China’s Evergrande needs to make better use of money, analysts say
Evergrande’s record HK$12.5 bln acquisition of a HK office tower is a trade of price for better payment terms
Cash is so important to debt-ridden mainland Chinese developer Evergrande Real Estate Group that it traded record price for better payment terms in the recent purchase of a Hong Kong office tower, industry analysts said.
But investors refused to buy the idea and its shares plunged 8.9 per cent at one point on Friday, after it announced the previous day it would pay HK$12.5 billion for the 26-storey MassMutual Tower in Wan Chai in Hong Kong’s most expensive office transaction on record.
Evergrande took pride in the payment of “only a small amount” in each of the next six years, as only 40 per cent will be due upon completion of the deal, which the developer hopes will lift its corporate image in the city as well as other parts of the world.
Evergrande has been pictured by some global investors since its public listing in 2009 as too aggressive in its debt-fuelled expansion.
“Evergrande stands out with its high efficiency in raising cheap onshore bonds; in turn improving its debt cost. Robust sales also support its stock. But the MassMutual Tower acquisition may be too aggressive,” said Jefferies property analyst Venant Chiang.
JP Morgan property analyst Ryan Li said Evergrande probably views the asset as a property in scarcity and that they do not mind paying a substantial premium for better payment terms as the management’s primary focus is on cash flow.
The Guangzhou-based developer declared “cash is king” in its interim report, which showed cash on hand totalled 81.57 billion yuan as of the end of June, the highest level since its listing in Hong Kong.

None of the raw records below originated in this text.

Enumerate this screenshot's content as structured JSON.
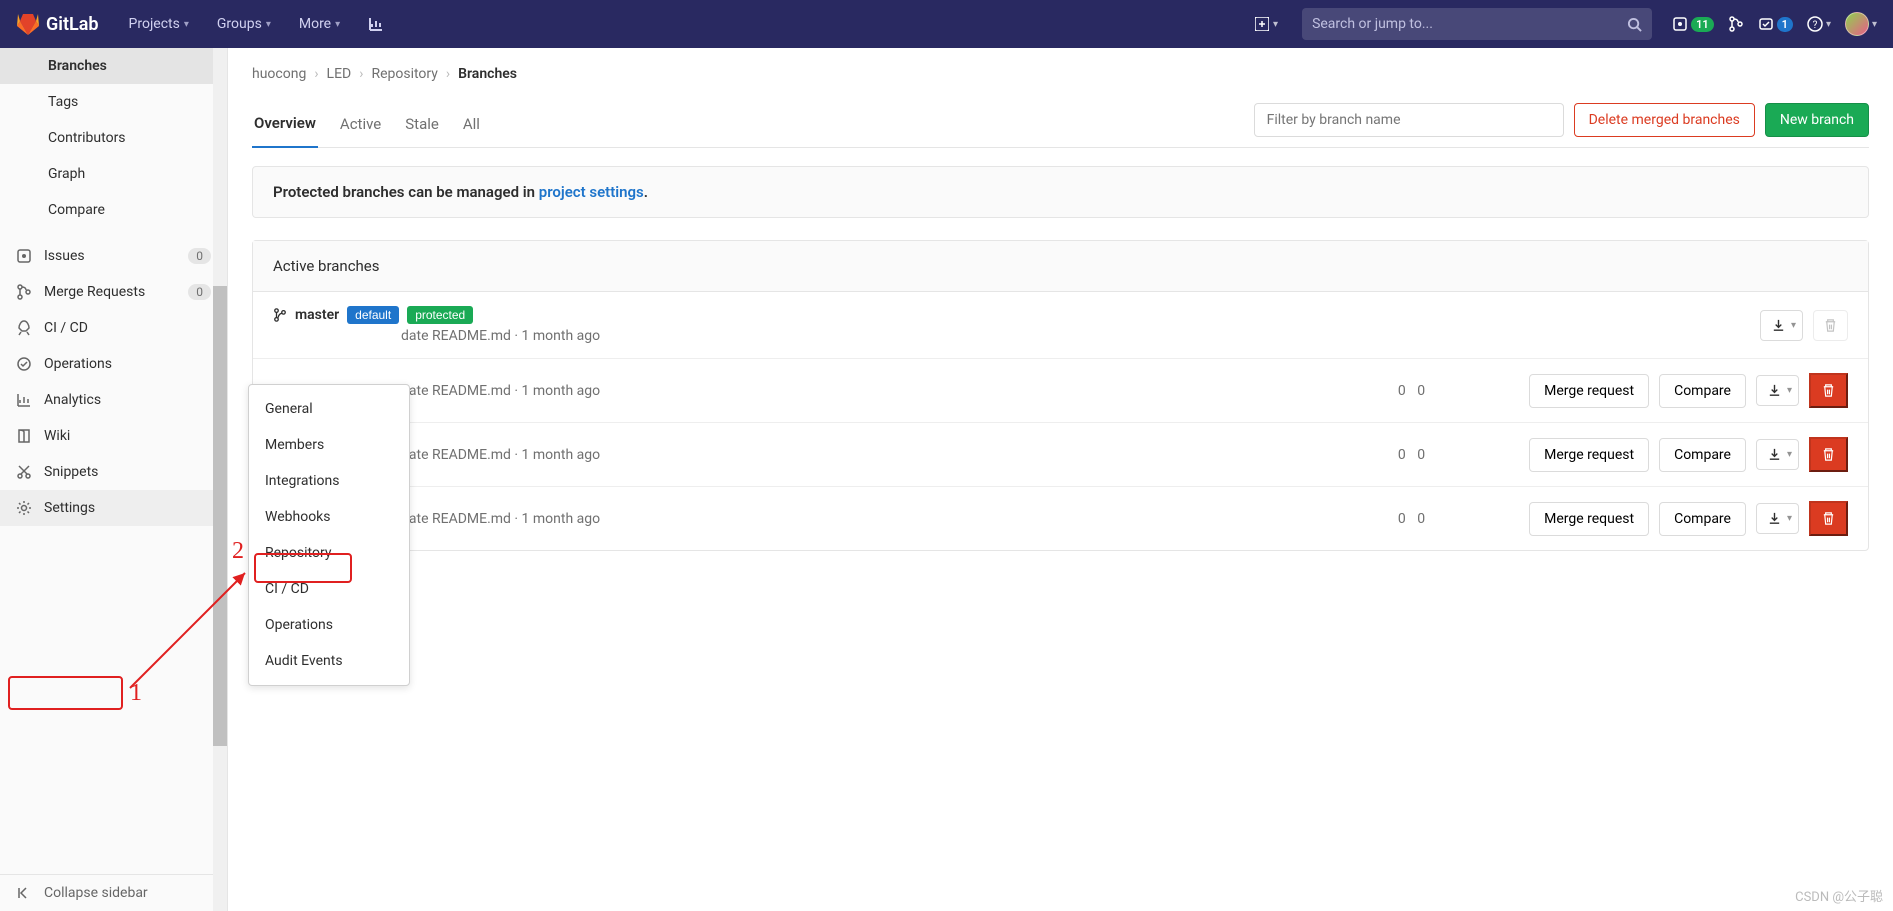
{
  "topbar": {
    "brand": "GitLab",
    "nav": {
      "projects": "Projects",
      "groups": "Groups",
      "more": "More"
    },
    "search_placeholder": "Search or jump to...",
    "badge_issues": "11",
    "badge_todos": "1"
  },
  "sidebar": {
    "sub": {
      "branches": "Branches",
      "tags": "Tags",
      "contributors": "Contributors",
      "graph": "Graph",
      "compare": "Compare"
    },
    "items": {
      "issues": "Issues",
      "issues_count": "0",
      "merge": "Merge Requests",
      "merge_count": "0",
      "cicd": "CI / CD",
      "operations": "Operations",
      "analytics": "Analytics",
      "wiki": "Wiki",
      "snippets": "Snippets",
      "settings": "Settings"
    },
    "collapse": "Collapse sidebar"
  },
  "breadcrumbs": {
    "p1": "huocong",
    "p2": "LED",
    "p3": "Repository",
    "p4": "Branches"
  },
  "tabs": {
    "overview": "Overview",
    "active": "Active",
    "stale": "Stale",
    "all": "All"
  },
  "actions": {
    "filter_placeholder": "Filter by branch name",
    "delete_merged": "Delete merged branches",
    "new_branch": "New branch"
  },
  "infobox": {
    "pre": "Protected branches can be managed in ",
    "link": "project settings",
    "post": "."
  },
  "panel": {
    "title": "Active branches",
    "master": {
      "name": "master",
      "tag_default": "default",
      "tag_protected": "protected",
      "sub": "date README.md · 1 month ago"
    },
    "rows": [
      {
        "sub": "date README.md · 1 month ago",
        "stats": "0 0",
        "merge": "Merge request",
        "compare": "Compare"
      },
      {
        "sub": "date README.md · 1 month ago",
        "stats": "0 0",
        "merge": "Merge request",
        "compare": "Compare"
      },
      {
        "sub": "date README.md · 1 month ago",
        "stats": "0 0",
        "merge": "Merge request",
        "compare": "Compare"
      }
    ]
  },
  "flyout": {
    "general": "General",
    "members": "Members",
    "integrations": "Integrations",
    "webhooks": "Webhooks",
    "repository": "Repository",
    "cicd": "CI / CD",
    "operations": "Operations",
    "audit": "Audit Events"
  },
  "anno": {
    "n1": "1",
    "n2": "2"
  },
  "watermark": "CSDN @公子聪"
}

However, debts totalled 185.3 billion yuan, including 100.8 billion that will become due before the end of next June.
“The group will strictly control its costs and expenses in every aspect, strive to increase the total amount of cash and profit margin, and stay devoted to controlling its debt ratio," Evergrande said.
However, a report by Bank of America Merrill Lynch estimated its net gearing ratio fell to 230 per cent -- still high -- after a share placement in May, raising HK$4.6 billion by pricing it at HK$5.67 apiece.
After that, Evergrande has also been able to raise 40 billion yuan in the domestic bond market, at less than half the cost it paid for an offshore issuance of US$1 billion in February.
The company has also listed its loss-making football club in Shenzhen-based National Equities Exchange and Quotations System, the country’s so called new third board. It is still waiting for the go-ahead to list the cultural business on the same board.
Alongside the massive fundraising activities, Evergrande has been spending billions to shore up its share price since June, amid the mainland’s stock market rout that rippled across the rest of the world.
In November alone, the company has bought back 469 million shares as of Monday, spending at least HK$2.89 billion, based on the lowest prices -- all higher than the May share placement price -- during the days when it conducted the repurchases.
The company’s share price is up 100 per cent this year, far outperforming its peers and the benchmark Hang Seng Index. But the share remains shy of the year high level of HK$8.4 per share hit on May 5.
“We believe there could be better use of capital, instead of buying offices in Hong Kong and excessively repurchasing shares at a premium to the last placement,” said JP Morgan’s Li. “Hence from an equity holder’s standpoint, we remain negative on the stock.”